Em matéria assinada pela jornalista Celly Silva, do Gazeta Digital, ficamos sabendo que o ex-prefeito e atual secretário de Cidades do governador Pedro Taques, Wilson Santos, ficará tete-a-tete com o juiz Luís Aparecido Bortolussi para explicar o superfaturamento na compra de comida de bufffet.

Abre aspas:

Marcada audiência em processo contra Wilson Santos por superfaturamento

Celly Silva, repórter do GD

O juiz Luís Aparecido Bortolussi Júnior, da Vara de Ação Civil Pública e Ação Popular, designou audiência de instrução para o dia 1º de março de 2018, às 14h30, num processo por improbidade administrativa que tramita em desfavor do secretário de Estado de Cidades, Wilson Santos (PSDB), relativo à suspeita de superfaturamento em contrato com um buffet, no ano de 2007, quando ele exercia o cargo de prefeito de Cuiabá.

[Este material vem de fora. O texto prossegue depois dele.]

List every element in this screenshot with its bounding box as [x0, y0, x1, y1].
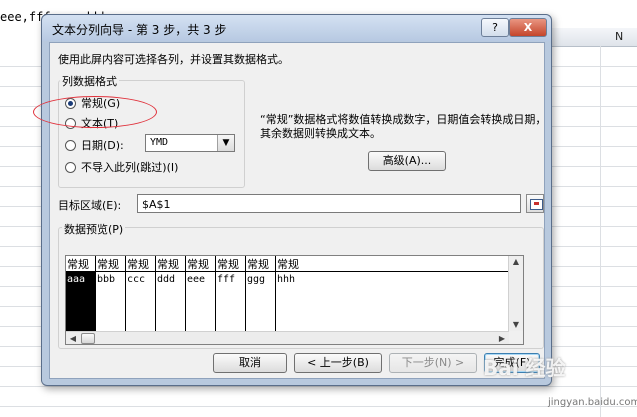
radio-date-label[interactable]: 日期(D):: [81, 137, 124, 153]
advanced-button[interactable]: 高级(A)...: [368, 151, 446, 171]
preview-title: 数据预览(P): [62, 221, 126, 237]
preview-cell: fff: [217, 274, 236, 285]
preview-cell: eee: [187, 274, 206, 285]
preview-cell: hhh: [277, 274, 296, 285]
radio-skip-indicator[interactable]: [65, 161, 76, 173]
next-button[interactable]: 下一步(N) >: [389, 353, 477, 373]
preview-column-header[interactable]: 常规: [186, 256, 215, 272]
preview-column[interactable]: 常规 fff: [216, 256, 246, 331]
preview-cell: aaa: [67, 274, 86, 285]
radio-date-indicator[interactable]: [65, 139, 76, 151]
text-to-columns-dialog: 文本分列向导 - 第 3 步，共 3 步 ? X 使用此屏内容可选择各列，并设置…: [33, 14, 552, 386]
chevron-down-icon[interactable]: ▼: [217, 135, 234, 151]
radio-skip[interactable]: 不导入此列(跳过)(I): [65, 159, 178, 175]
preview-cell: bbb: [97, 274, 116, 285]
target-input[interactable]: $A$1: [137, 194, 521, 213]
target-value: $A$1: [142, 198, 171, 211]
preview-column[interactable]: 常规 ddd: [156, 256, 186, 331]
scroll-left-icon[interactable]: ◀: [67, 333, 79, 344]
scroll-thumb[interactable]: [81, 333, 95, 344]
preview-cell: ggg: [247, 274, 266, 285]
radio-text-indicator[interactable]: [65, 117, 76, 129]
preview-horizontal-scrollbar[interactable]: ◀ ▶: [66, 331, 523, 344]
preview-column-header[interactable]: 常规: [276, 256, 511, 272]
preview-vertical-scrollbar[interactable]: ▲ ▼: [508, 256, 523, 331]
radio-text-label[interactable]: 文本(T): [81, 115, 118, 131]
watermark-url: jingyan.baidu.com: [548, 397, 637, 408]
dialog-title: 文本分列向导 - 第 3 步，共 3 步: [52, 23, 227, 37]
dialog-titlebar[interactable]: 文本分列向导 - 第 3 步，共 3 步 ? X: [42, 15, 551, 41]
data-preview[interactable]: 常规 aaa 常规 bbb 常规 ccc 常规 ddd 常规 eee 常规 ff…: [65, 255, 524, 345]
preview-column[interactable]: 常规 ggg: [246, 256, 276, 331]
preview-column[interactable]: 常规 aaa: [66, 256, 96, 331]
preview-cell: ccc: [127, 274, 146, 285]
date-format-value: YMD: [150, 137, 169, 148]
collapse-dialog-button[interactable]: [526, 194, 544, 213]
instruction-text: 使用此屏内容可选择各列，并设置其数据格式。: [58, 53, 289, 66]
scroll-right-icon[interactable]: ▶: [496, 333, 508, 344]
radio-general[interactable]: 常规(G): [65, 95, 120, 111]
radio-general-indicator[interactable]: [65, 97, 76, 109]
format-description: “常规”数据格式将数值转换成数字，日期值会转换成日期，其余数据则转换成文本。: [260, 113, 547, 140]
scroll-corner: [509, 331, 523, 344]
range-select-icon: [530, 199, 543, 210]
scroll-down-icon[interactable]: ▼: [510, 319, 522, 330]
preview-column[interactable]: 常规 bbb: [96, 256, 126, 331]
preview-column-header[interactable]: 常规: [246, 256, 275, 272]
help-button[interactable]: ?: [481, 18, 509, 37]
preview-column-header[interactable]: 常规: [216, 256, 245, 272]
preview-column[interactable]: 常规 ccc: [126, 256, 156, 331]
preview-column[interactable]: 常规 hhh: [276, 256, 511, 331]
radio-text[interactable]: 文本(T): [65, 115, 118, 131]
target-label: 目标区域(E):: [58, 199, 122, 212]
radio-general-label[interactable]: 常规(G): [81, 95, 120, 111]
preview-column-header[interactable]: 常规: [126, 256, 155, 272]
preview-cell: ddd: [157, 274, 176, 285]
radio-date[interactable]: 日期(D):: [65, 137, 124, 153]
date-format-select[interactable]: YMD ▼: [145, 134, 235, 152]
scroll-up-icon[interactable]: ▲: [510, 256, 522, 267]
cancel-button[interactable]: 取消: [213, 353, 287, 373]
close-button[interactable]: X: [509, 18, 547, 37]
radio-skip-label[interactable]: 不导入此列(跳过)(I): [81, 159, 178, 175]
preview-column[interactable]: 常规 eee: [186, 256, 216, 331]
back-button[interactable]: < 上一步(B): [294, 353, 382, 373]
column-format-title: 列数据格式: [60, 73, 119, 89]
column-header-strip: N: [545, 28, 637, 47]
column-header-n[interactable]: N: [615, 30, 623, 43]
preview-column-header[interactable]: 常规: [66, 256, 95, 272]
watermark-brand: Bai 经验: [483, 356, 566, 380]
preview-column-header[interactable]: 常规: [96, 256, 125, 272]
dialog-body: 使用此屏内容可选择各列，并设置其数据格式。 列数据格式 常规(G) 文本(T) …: [33, 42, 546, 379]
preview-column-header[interactable]: 常规: [156, 256, 185, 272]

Conforme decisão publicada no Diário da Justiça, a audiência ocorrerá com o intuito de sanar dúvidas do Ministério Público Estadual (MPE) em relação a um laudo pericial que foi realizado no contrato da Prefeitura de Cuiabá com a Famma Buffet e Eventos Ltda. EPP, objeto da ação.

São apuradas supostas irregularidades e ilicitudes no realinhamento de preços pagos à prestadora de serviços, por meio de aditivo contratual que custou R$ 289.4 mil aos cofres públicos. Dessa forma, o valor do serviço contratado pela Prefeitura teria sido reajustado em índices 10 vezes maior do que a inflação.

Uma perícia foi determinada em agosto do ano passado e foi feita pelo perito Gerson Fanaia Pereira, que deverá ser ouvido em juízo.

A ação de improbidade administrativa com pedido de ressarcimento ao erário teve início em 2010 e tem como réus, além de Wilson Santos, o ex-procurador-geral do Município José Antônio Rosa, Gonçalo Dias de Moura, José Euclides dos Santos Filho, Válidos Augusto Miranda e o buffet Famma. A Prefeitura de Cuiabá também figurava como ré, mas após requerimento da Procuradoria-Geral do Município, passou a figurar como litisconsorte.

Na denúncia, o MPE solicita que os acusados sejam condenados por improbidade administrativa e punidos com a perda de bens adquiridos de forma ilícita e, com isso, façam o ressarcimento ao erário.